Healthcare News & Insights

Avoid 4 common errors with your hospital’s EHR

Hospitals need to have electronic health records (EHR) systems that meet the needs of staff and patients. Using a system that doesn’t work for both groups can hurt your ability to provide high-quality care in an efficient manner, which could cause many problems down the line.  

ThinkstockPhotos-519329836Whether your facility is in the market for a new EHR or it’s looking to improve its existing system, there are several key areas to watch for when you’re evaluating different EHR systems and their usability.

Watch for pitfalls

Here are four common mistakes hospitals and other healthcare providers make all the time with their EHRs, according to an article in Medical Economics – and how you can be sure to avoid the same fate in your facility.

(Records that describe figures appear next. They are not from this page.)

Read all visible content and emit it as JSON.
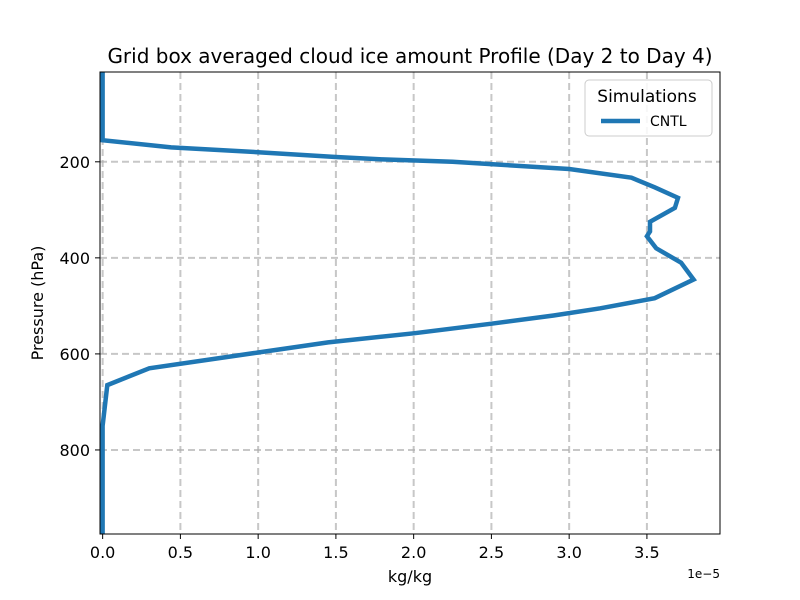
{
  "chart_data": {
    "type": "line",
    "title": "Grid box averaged cloud ice amount Profile (Day 2 to Day 4)",
    "xlabel": "kg/kg",
    "ylabel": "Pressure (hPa)",
    "x_offset_label": "1e−5",
    "xlim": [
      -1.7e-07,
      3.97e-05
    ],
    "ylim": [
      975,
      13
    ],
    "y_inverted": true,
    "grid": true,
    "x_ticks": [
      0,
      5e-06,
      1e-05,
      1.5e-05,
      2e-05,
      2.5e-05,
      3e-05,
      3.5e-05
    ],
    "x_tick_labels": [
      "0.0",
      "0.5",
      "1.0",
      "1.5",
      "2.0",
      "2.5",
      "3.0",
      "3.5"
    ],
    "y_ticks": [
      200,
      400,
      600,
      800
    ],
    "y_tick_labels": [
      "200",
      "400",
      "600",
      "800"
    ],
    "legend": {
      "title": "Simulations",
      "position": "upper right",
      "entries": [
        "CNTL"
      ]
    },
    "series": [
      {
        "name": "CNTL",
        "color": "#1f77b4",
        "x": [
          0,
          0,
          0,
          4.4e-06,
          1e-05,
          1.5e-05,
          1.8e-05,
          2.25e-05,
          3e-05,
          3.4e-05,
          3.55e-05,
          3.7e-05,
          3.68e-05,
          3.52e-05,
          3.52e-05,
          3.5e-05,
          3.56e-05,
          3.72e-05,
          3.8e-05,
          3.55e-05,
          3.2e-05,
          2.9e-05,
          2.5e-05,
          2e-05,
          1.45e-05,
          1e-05,
          3e-06,
          3e-07,
          0,
          0
        ],
        "y": [
          13,
          100,
          155,
          170,
          180,
          190,
          195,
          200,
          215,
          233,
          253,
          275,
          296,
          325,
          345,
          355,
          380,
          410,
          445,
          484,
          505,
          520,
          537,
          557,
          576,
          597,
          630,
          665,
          750,
          975
        ]
      }
    ]
  }
}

  1. Forgetting to think of tech issues. Your EHR may have many excellent clinical features. But it also needs to be user-friendly and easy to maintain from an IT standpoint. Many hospitals err by not considering the technological aspects of their systems. This includes everything from the ease of navigating between screens to the frequency of updates from the vendor. To prevent this problem, it’s important to get feedback from both your clinical staff and your IT pros to get the full picture of the functionality your EHR needs.
  2. Relying on autocorrect. Many EHRs will automatically fill in text for clinicians when they start typing a few letters. That means the wrong drug, diagnosis or other information could potentially be entered into a patient’s record without a provider even noticing it. If an autocorrect feature is enabled on your EHR, it’s a good idea to see if it can be turned off – or if it can be modified so it shows providers suggested words they can select from a menu instead of completing the word for them.
  3. Failing to let staff know about their duty to keep systems secure. With the sharp rise in ransomware attacks and other cybercrime against hospitals, all staff need to be fully aware of the precautions they must take when accessing EHRs and other systems, including making sure any links they click or attachments they open are from trusted sources. They must also know about the importance of keeping patients’ protected health information (PHI) secure.
  4. Forgetting to update workflow processes. Your clinicians may be taking extra steps when using EHR systems that aren’t necessary, such as writing out full prescriptions by hand only to enter them into a computerized medication ordering system later. This not only adds time, it increases the potential for medication errors. With that in mind, it’s a good idea to regularly review and audit your clinical staff’s workflow to make sure everyone is using your system efficiently without any added steps that waste time.